\(\hat{H}\) is the core quantum language for \(C^{\dagger}\) programming language 1.

The initial idea for the language was to detach the low level of qubit-targeted quantum gates instructions from the possible capability of quantum processors through abstract instructions or functions that might do the hard work without the need for the user to do so. Additionally, provide meaningful results from the measurements as useful data for the algorithm being run.


  • A (high level) quantum algorithms builder

  • Handling output data with context meaning

  • Debugging results and quantum processes through post-measurement analysis

  • Convert high level languages commands into low level quantum instructions for quantum languages such as openQASM, cQASM, NetQASM, Q1ASM to be execute on their respective hardware/simulator

  • Gates approach - no directed qubit relation since it will be handled by the language, its interpreter/compiler and subsequently by the low level quantum languages compiler

  • Aimed for both quantum computers and quantum networks


  • Provide an intermediate picture between high-level and QASM-like programming languages

  • Make use of basic quantum gates and complex quantum instructions in a dummy-qubit environment

  • Bring light to measurement results and their analysis as a language built-in property

  • Debugging through (partial) quantum analysis of measurement results for results and inner processes comparing them to simulated ones (using fisher information, linear entropy, entanglement measurements, etc)

  • Provide algorithms usability for the context of both quantum processors (quantum computers) and quantum networks (quantum internet)


  • simple syntax

  • static-typed

  • quantum functions for quantum data

  • quantum commands and variables are referred with @ before the word, i.e. @h, @cnot, @var

  • measurements automatically occurs when quantum data interacts with classical instructions, functions, operators and variables

Built-In Data Types

  • null: no data

  • bool: binary data, i.e. true and false, full and empty; represented as T and F

  • int: integer numbers

  • float: floating point numbers

  • str: sequence of 0 or more characters between quotes "" or ''

  • circuit: sequence of 1 or more quantum gates for 1 or more indices in 1 or more steps; can contain other circuits as well

  • hashmap: an unordered associative array of keys and values

  • measurement: a hashmap-like type containing relevant data output from the qubits measurement, such as: unique bits sequences final counting, number of shots, some special grouping of bits sequences counting (depending on extra arguments passed)

Additionally, except for hashmap and measurement types, it is possible to have many elements of a single type arranged as a list.

Quantum Data

The first different aspect of \(\hat{H}\) is how it deals with quantum data. Here quantum data is built on circuits with no reference to qubits (in which there is no access), but rather to indices where should be seeing as markers for the compilers to take the instructions and perform their optimizations, mitigations and operations to be carried to the actual quantum hardware (or simulator).
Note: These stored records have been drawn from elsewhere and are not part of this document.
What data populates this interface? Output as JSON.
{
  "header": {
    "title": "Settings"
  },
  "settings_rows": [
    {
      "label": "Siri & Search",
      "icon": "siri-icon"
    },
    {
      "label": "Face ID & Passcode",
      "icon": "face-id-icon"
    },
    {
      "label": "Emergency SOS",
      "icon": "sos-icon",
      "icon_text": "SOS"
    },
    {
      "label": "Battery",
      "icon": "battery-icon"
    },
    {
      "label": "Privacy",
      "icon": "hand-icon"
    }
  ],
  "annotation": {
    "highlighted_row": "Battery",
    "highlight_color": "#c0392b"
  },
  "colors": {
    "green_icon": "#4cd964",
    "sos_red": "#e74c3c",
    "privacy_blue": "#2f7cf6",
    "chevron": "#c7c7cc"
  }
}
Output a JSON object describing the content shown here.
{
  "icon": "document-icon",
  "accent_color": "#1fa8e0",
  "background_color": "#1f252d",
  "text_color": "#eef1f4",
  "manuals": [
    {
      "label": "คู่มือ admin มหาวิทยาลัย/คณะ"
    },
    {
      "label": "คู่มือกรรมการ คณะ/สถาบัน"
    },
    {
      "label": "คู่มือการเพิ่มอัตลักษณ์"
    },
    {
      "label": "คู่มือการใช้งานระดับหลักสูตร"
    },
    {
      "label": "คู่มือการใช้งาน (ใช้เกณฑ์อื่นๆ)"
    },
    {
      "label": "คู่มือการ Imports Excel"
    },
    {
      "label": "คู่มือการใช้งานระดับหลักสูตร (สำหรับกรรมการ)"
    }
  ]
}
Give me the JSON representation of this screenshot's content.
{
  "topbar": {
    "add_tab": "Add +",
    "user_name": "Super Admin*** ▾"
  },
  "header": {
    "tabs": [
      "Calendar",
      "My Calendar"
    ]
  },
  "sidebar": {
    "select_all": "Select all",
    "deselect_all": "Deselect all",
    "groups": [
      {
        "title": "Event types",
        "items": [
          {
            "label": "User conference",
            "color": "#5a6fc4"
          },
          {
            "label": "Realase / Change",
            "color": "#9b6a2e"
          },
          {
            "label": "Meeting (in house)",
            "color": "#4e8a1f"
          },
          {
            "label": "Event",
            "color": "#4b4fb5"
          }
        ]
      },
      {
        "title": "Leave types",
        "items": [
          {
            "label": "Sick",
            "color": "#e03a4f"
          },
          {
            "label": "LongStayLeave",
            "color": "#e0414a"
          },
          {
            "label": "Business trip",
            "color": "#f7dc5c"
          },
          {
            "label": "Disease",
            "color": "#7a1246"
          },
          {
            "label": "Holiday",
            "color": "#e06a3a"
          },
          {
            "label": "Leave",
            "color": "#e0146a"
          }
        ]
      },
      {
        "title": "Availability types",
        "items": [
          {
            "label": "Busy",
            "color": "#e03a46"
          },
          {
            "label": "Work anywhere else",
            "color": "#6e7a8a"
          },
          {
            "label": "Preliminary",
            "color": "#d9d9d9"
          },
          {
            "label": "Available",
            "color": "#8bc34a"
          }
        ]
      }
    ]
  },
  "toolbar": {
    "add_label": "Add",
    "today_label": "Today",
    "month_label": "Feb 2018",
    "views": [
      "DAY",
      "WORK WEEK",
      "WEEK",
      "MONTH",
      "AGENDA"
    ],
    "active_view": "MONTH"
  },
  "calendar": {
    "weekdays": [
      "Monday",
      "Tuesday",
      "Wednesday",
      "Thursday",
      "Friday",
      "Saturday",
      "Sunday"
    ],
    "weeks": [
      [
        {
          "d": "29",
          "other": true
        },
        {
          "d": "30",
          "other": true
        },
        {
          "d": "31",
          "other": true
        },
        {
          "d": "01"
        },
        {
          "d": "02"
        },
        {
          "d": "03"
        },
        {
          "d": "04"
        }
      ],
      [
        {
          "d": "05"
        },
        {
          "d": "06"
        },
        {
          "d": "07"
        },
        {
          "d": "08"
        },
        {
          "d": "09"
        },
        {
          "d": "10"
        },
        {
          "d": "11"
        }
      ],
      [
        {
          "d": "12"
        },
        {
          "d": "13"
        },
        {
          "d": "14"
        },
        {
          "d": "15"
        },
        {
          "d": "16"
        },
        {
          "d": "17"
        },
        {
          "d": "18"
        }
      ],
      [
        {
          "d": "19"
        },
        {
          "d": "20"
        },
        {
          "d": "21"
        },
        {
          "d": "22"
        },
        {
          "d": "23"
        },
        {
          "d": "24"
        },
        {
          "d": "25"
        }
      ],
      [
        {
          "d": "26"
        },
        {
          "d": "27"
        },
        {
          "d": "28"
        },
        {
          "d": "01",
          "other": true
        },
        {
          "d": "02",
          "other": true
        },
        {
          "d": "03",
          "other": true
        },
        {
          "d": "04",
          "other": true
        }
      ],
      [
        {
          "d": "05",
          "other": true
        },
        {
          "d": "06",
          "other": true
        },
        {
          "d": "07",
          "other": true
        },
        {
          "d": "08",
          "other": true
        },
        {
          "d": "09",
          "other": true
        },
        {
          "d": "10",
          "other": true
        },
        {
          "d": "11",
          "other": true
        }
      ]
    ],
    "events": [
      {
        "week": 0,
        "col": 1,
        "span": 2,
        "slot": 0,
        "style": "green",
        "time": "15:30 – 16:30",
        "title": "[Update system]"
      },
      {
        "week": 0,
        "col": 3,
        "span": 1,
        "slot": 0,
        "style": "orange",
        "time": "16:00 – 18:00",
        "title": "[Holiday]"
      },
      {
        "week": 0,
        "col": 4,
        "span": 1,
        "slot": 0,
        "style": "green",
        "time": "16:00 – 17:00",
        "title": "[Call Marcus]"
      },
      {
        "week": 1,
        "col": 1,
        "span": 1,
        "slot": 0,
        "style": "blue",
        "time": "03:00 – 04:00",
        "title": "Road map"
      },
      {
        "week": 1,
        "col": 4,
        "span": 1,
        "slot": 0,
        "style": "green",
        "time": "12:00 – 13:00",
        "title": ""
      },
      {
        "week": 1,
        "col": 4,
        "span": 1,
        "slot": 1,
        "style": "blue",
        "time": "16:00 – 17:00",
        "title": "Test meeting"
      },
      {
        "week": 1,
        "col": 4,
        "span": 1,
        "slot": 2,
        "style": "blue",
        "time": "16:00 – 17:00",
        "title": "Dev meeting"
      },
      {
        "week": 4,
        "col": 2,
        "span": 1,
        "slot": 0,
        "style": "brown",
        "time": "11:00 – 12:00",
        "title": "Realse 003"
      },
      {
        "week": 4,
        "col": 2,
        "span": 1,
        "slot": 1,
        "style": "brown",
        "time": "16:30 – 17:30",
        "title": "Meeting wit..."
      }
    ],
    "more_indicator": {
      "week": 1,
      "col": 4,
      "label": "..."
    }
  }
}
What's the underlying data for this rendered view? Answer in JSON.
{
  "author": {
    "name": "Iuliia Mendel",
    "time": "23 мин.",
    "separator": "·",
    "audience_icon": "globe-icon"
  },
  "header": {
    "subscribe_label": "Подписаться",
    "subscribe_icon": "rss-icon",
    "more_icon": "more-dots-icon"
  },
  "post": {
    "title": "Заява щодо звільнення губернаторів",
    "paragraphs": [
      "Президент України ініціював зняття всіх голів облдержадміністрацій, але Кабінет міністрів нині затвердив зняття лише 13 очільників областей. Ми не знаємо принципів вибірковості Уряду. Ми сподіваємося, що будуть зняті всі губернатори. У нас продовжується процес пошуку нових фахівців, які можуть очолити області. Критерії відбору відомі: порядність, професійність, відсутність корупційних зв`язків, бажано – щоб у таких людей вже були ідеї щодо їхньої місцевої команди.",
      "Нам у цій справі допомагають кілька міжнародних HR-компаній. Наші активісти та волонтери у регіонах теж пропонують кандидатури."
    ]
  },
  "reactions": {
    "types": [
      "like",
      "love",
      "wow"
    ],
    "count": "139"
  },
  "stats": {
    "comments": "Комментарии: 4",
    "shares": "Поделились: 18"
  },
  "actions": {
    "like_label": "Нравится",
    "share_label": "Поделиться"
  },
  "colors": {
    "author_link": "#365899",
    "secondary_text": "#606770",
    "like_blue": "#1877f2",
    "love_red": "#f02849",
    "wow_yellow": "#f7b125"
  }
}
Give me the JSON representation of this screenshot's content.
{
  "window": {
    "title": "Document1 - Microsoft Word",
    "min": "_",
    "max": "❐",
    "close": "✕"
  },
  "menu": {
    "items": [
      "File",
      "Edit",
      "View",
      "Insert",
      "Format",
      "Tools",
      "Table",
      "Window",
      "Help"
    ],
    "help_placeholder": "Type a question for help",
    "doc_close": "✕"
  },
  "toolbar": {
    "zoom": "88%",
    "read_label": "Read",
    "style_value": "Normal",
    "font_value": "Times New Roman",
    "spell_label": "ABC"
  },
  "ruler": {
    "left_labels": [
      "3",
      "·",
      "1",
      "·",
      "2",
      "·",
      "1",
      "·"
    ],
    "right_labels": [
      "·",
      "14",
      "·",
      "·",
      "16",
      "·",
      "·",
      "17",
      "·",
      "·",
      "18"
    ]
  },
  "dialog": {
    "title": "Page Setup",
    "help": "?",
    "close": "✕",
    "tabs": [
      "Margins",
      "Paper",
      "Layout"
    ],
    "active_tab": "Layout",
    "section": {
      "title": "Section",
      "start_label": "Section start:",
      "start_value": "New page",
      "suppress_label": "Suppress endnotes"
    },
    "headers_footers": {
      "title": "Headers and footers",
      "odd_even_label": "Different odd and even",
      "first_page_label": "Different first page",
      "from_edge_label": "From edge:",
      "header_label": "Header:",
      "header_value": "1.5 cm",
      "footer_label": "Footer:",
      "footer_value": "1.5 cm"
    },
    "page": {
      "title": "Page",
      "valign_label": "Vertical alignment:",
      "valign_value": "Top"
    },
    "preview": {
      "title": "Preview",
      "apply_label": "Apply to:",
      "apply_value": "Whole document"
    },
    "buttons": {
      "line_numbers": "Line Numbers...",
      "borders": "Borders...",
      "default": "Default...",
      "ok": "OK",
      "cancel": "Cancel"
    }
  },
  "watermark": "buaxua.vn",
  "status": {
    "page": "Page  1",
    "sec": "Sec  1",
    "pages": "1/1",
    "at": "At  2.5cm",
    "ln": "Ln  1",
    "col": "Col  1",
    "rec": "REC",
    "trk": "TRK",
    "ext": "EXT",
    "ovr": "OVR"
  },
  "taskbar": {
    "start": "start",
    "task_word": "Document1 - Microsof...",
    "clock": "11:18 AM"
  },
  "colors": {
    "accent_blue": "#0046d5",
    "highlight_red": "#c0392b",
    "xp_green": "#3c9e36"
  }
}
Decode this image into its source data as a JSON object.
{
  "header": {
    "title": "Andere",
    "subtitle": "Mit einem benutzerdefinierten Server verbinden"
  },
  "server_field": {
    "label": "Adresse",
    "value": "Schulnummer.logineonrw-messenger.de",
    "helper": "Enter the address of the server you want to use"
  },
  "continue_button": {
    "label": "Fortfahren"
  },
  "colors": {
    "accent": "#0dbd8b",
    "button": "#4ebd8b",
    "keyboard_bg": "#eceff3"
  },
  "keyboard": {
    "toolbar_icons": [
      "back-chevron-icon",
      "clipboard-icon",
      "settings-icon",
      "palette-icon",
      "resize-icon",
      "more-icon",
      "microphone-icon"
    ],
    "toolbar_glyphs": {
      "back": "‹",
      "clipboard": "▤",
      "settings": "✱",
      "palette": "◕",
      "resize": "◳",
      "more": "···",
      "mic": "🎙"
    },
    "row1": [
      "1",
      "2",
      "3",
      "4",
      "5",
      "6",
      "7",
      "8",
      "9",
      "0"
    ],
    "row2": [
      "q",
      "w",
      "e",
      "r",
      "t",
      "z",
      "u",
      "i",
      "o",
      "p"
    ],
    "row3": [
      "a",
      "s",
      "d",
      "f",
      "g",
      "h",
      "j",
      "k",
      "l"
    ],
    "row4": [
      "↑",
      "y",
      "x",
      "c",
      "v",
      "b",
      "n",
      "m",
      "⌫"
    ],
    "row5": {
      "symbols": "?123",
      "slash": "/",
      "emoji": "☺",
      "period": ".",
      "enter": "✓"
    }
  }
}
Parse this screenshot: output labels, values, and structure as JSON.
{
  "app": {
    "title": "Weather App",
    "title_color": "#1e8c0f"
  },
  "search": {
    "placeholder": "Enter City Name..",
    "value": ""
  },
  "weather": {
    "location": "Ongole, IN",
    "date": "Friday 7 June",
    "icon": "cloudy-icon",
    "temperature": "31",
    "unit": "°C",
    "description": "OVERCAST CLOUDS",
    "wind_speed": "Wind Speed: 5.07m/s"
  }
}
By doing so, quantum gates and how they are arranged matter most than actual quantum states from qubits, due to quantum gates feasibility to define instructions for the quantum device. Hence we define this as a Heisenberg architecture language, where gates evolve the circuit-carried data.

Another aspect that differs is how the quantum data interactcs with classical data and operators: here there are no measurements explictly being made; we designed the language in such a way to avoid bringing too much of physical aspects that would slow down a programmer ability to solve the actual problem and make them spend too much time trying to figure out how to deal with quantum counterparts in the process. We have to assume that some parts of the hardware will just work fine, as we do for classical devices. They must be underneath the language and compiler if we want to provide a clear path for programmers to use quantum advantage on their daily-life and, soon, on production code. In this sense, every time that a circuit type variable interacts with a classical operator or variable, that encounter will trigger a series of procedures that will result in a classical data from the quantum data. The resulting data will depending on: which data type or operator it is interacting with; and the type of quantum data to be generated from: one-shot-at-a-time or a all-shots-at-once.